Selaka bowed, and Miltiades glared interrogation.
“Dangerously ill?”
“It appears so.”
“Oh, good God! what a wretch I have been! Please tell him, if she gets better, and will consent to forgive me, I will gladly fulfil my engagement. Tell him it was not because Andromache ceased to be dear to me that I left her, but that, loving somebody else, I felt I had ceased to be worthy of her. Tell him it was not, heaven knows, for my pleasure I so acted, that it was a horrible grief to me.”
Miltiades glanced suspiciously from one to the other, and looked annihilation and contempt upon the sick youth.
“What does the fellow say?” he demanded, fiercely.
Selaka faithfully repeated Rudolph’s message. If Miltiades had been thunder before, he was lightning now added. He stalked to the bed, struck Rudolph full in the face, and without another word strode from the room.
“Good gracious!” cried the baroness, and fell limply into a chair.
“I must get well now,” muttered Rudolph, between his teeth.
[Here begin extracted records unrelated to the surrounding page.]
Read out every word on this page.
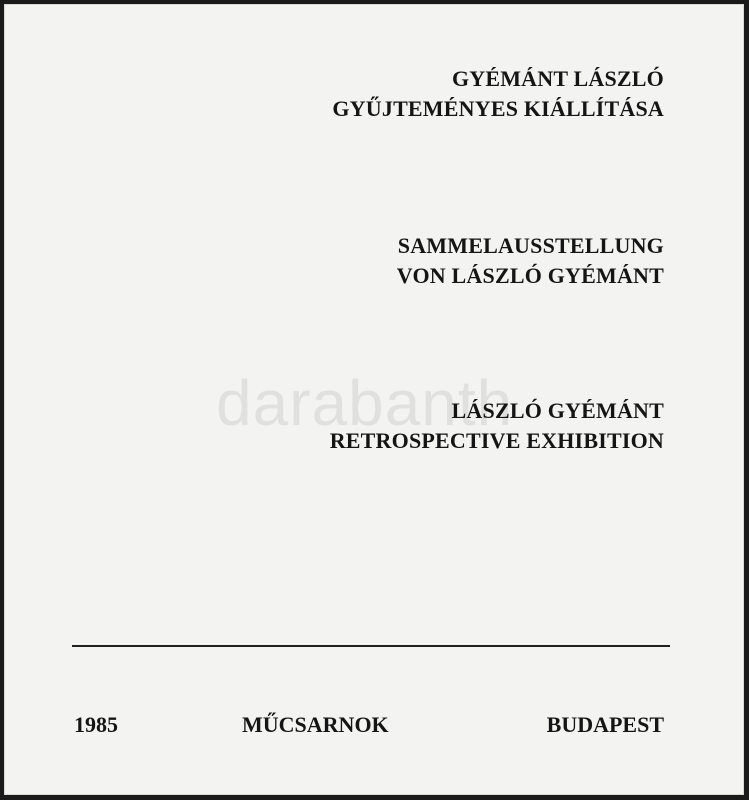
GYÉMÁNT LÁSZLÓ
GYŰJTEMÉNYES KIÁLLÍTÁSA
SAMMELAUSSTELLUNG
VON LÁSZLÓ GYÉMÁNT
darabanth
LÁSZLÓ GYÉMÁNT
RETROSPECTIVE EXHIBITION
1985	MŰCSARNOK	BUDAPEST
Next day Agiropoulos and the popular poet called. It was known all over Athens that, as well as having been shot at by the sister, Rudolph had been struck by the brother. Agiropoulos took a fiendish delight in the situation. Personally he asked nothing better than to console the heroine as soon as she should have struggled back from the encompassing shadows of unreason. He was quite ready to place at her disposal fortune, hand, and heart, as much as he possessed of that superfluous commodity, which, it must be confessed, was little enough. He loved notoriety in any form, and was enchanted with the veil of romance that enveloped Andromache, not in the least scrupulous upon the point that the veil was smirched with powder and blood. If possible, these unusual stains but gave an added impetus to his interest.